Die Arbeitnehmerinnen/Arbeitnehmer haben unter Fortzahlung des Arbeitsentgeltes Anspruch auf Jahresurlaub; Urlaubsjahr ist das Kalenderjahr. Unter Zugrundelegung einer 5-Tage-Woche beträgt der Urlaubsanspruch 26 Arbeitstage; der volle Urlaubsanspruch entsteht erstmalig nach einem ununterbrochenen Arbeitsverhältnis von sechs Monaten.“
6
Die Beklagte nahm eine Nachberechnung des Entgelts des Klägers für die Monate August 2012 bis Januar 2013 auf Basis der Mindeststundenvergütung von 11,25 Euro brutto vor und erbrachte Nachzahlungen für tatsächlich geleistete Arbeits- und Urlaubsstunden in Höhe von insgesamt 190,50 Euro brutto.
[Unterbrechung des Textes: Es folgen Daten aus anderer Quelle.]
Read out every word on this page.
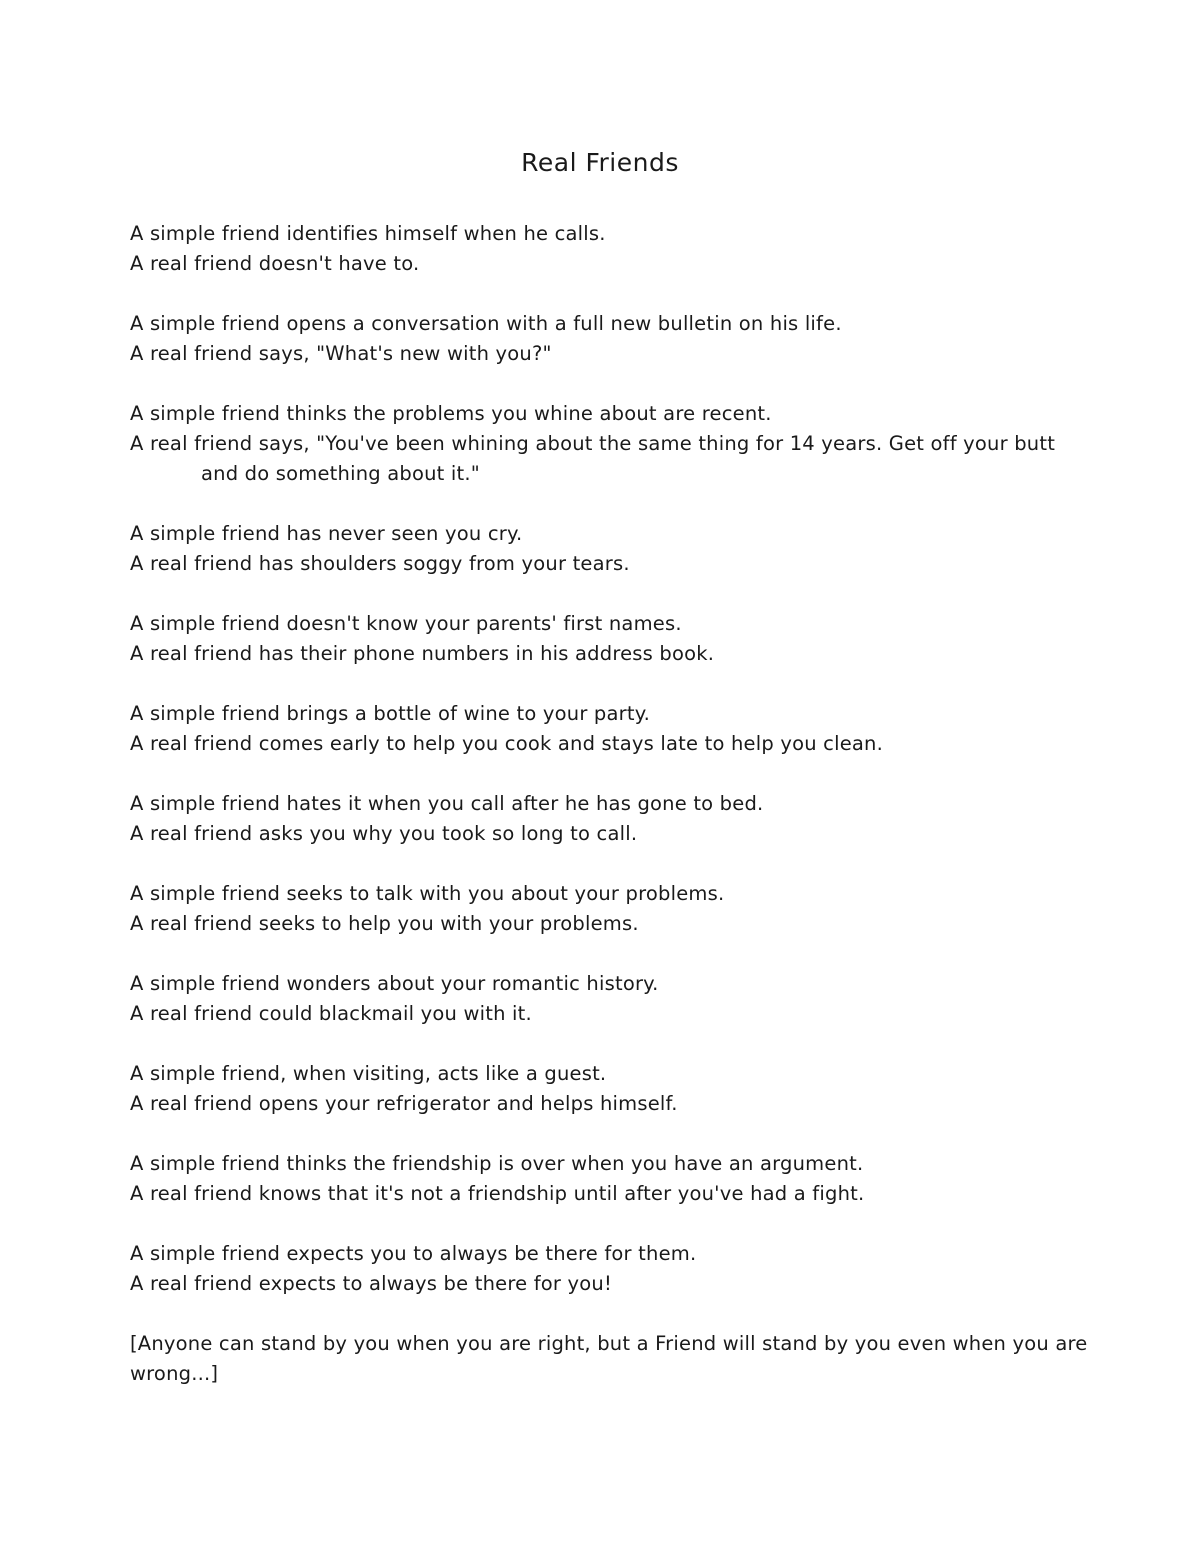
Real Friends
A simple friend identifies himself when he calls.
A real friend doesn't have to.
A simple friend opens a conversation with a full new bulletin on his life.
A real friend says, "What's new with you?"
A simple friend thinks the problems you whine about are recent.
A real friend says, "You've been whining about the same thing for 14 years. Get off your butt and do something about it."
A simple friend has never seen you cry.
A real friend has shoulders soggy from your tears.
A simple friend doesn't know your parents' first names.
A real friend has their phone numbers in his address book.
A simple friend brings a bottle of wine to your party.
A real friend comes early to help you cook and stays late to help you clean.
A simple friend hates it when you call after he has gone to bed.
A real friend asks you why you took so long to call.
A simple friend seeks to talk with you about your problems.
A real friend seeks to help you with your problems.
A simple friend wonders about your romantic history.
A real friend could blackmail you with it.
A simple friend, when visiting, acts like a guest.
A real friend opens your refrigerator and helps himself.
A simple friend thinks the friendship is over when you have an argument.
A real friend knows that it's not a friendship until after you've had a fight.
A simple friend expects you to always be there for them.
A real friend expects to always be there for you!

[Anyone can stand by you when you are right, but a Friend will stand by you even when you are wrong...]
Aufgrund von Feiertagen ausgefallene Arbeitszeit berücksichtigte sie dabei nicht.
7
Der Kläger hat die Auffassung vertreten, die Mindeststundenvergütung nach § 3 TV Mindestlohn stehe ihm auch für Feiertagsstunden zu. Ausgehend von einer Gesamtzahl von 1.030 Arbeits- oder Urlaubsstunden oder wegen Feiertagen ausgefallener Stunden ergebe sich für den Zeitraum 1. August 2012 bis 31. Januar 2013 unter Anrechnung erhaltener Zahlungen ein Differenzanspruch in Höhe von 180,00 Euro brutto.
8
Der Kläger hat zuletzt beantragt,
        
die Beklagte zu verurteilen, an ihn 180,00 Euro brutto nebst Zinsen in Höhe von fünf Prozentpunkten über dem Basiszinssatz aus 131,00 Euro seit dem 16. November 2012 und aus weiteren 49,00 Euro seit dem 16. Februar 2013 zu zahlen.
9
Die Beklagte hat beantragt, die Klage abzuweisen. Sie hat die Auffassung vertreten, die Mindeststundenvergütung nach § 3 TV Mindestlohn sei nur für tatsächlich geleistete Arbeitsstunden zu zahlen, nicht aber an Feiertagen.
10
Arbeitsgericht und Landesarbeitsgericht haben der Klage stattgegeben. Mit der vom Landesarbeitsgericht zugelassenen Revision verfolgt die Beklagte ihren Klageabweisungsantrag weiter.